Bob, Ken's dad, was plant manager of Georgia Pacific Plywood in Toledo Oregon. He was an innovative inventor and very gifted with people and problem solving. He never knew a stranger. Under his leadership the mill rose to it's height.
Ken worked at the plant during summers off from college cleaning under the green chain, the dirtiest and lowliest job at the plant. There he gained character and skill. It also allowed him to find part time mill work during the school year at a mill in Valsetz, OR in proximity to Monmouth where he graduated with a music education degree from Oregon College of Education. He went on to receive a masters of divinity and two doctorates in counseling.
Along with working at the mill, he has taught in the public school system, led worship as a music pastor, founded & pastored Grace Community Church (Woodbridge, CA) and helped to rebuild many lives & marriages through The Raphael Center, a Christian counseling ministry. He is currently an adjunct faculty member of Trinity Theological Seminary.
He is a man of highest character and intimacy with God and treats his wife with great love and care. His life testifies of God's grace in rescuing him from a filthy unkempt home and promiscuous alcoholic mother and absent father to a stable caring home.

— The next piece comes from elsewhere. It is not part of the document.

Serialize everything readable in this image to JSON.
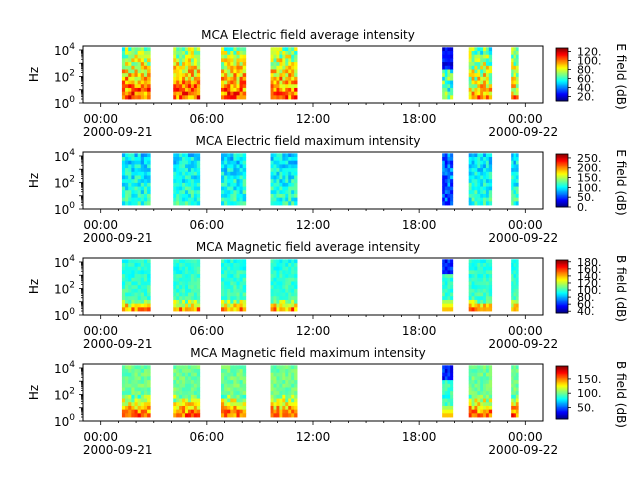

my elementary school band teacher
At the age of 11 it was Bob Romans my 5th grade band teacher that sparked an excitment of participating in music. Through his music teaching in the Lodi Unified School District that I felt able to conquer most any task in front of me. It was these years that we had a blast with A night on Bald Mountain, Shalom Aleichem, The Pink Panther, & Joseph and the Amazing Technicolor Dreamcoat. When other schools were working on their 12th arrangment of Twinkle Twinkle we were being exposed and challenged to perform Andrew Lloyd Weber!
Rather than approaching his job with the disdain that would naturally be attributed to musicians left to instruct children with little or no musical aptitude, Mr. Romans, a gifted jazz musician took a different route. Mr Romans took students aside specifically to encourage them, setting specific consistent goals and rewards.
Mr. Romans also encouraged his students to play as many instruments as possible. It was through this encouragement that I then explored the baritone & tenor saxaphone. And rather than remaining content with our weekly elementary school practice he brought me into the Jr. high band while still in elementary school to perform more challenging numbers. Mr. Romans was not content with good enough, but pushed his students.
I can rember one afternoon Mr. Romans remarking that he needed to speak to me after class. With trepidation I waited near the door outside the portable teaching room of our 7th grade band room. at Woodbridge Middle School. After each student passed he then enthusiasticly pressed me to explore the drum major position after my junior high school days with him were over. I can remember being blown away that someone believed in me that much!
He worked to develop muscianship not simply rehearse notes. It was through Mr. Romans that I developed a love of music appreciation that is sure to follow me throughout my life. Long after playing the saxaphone in middle school auditoriums has ended.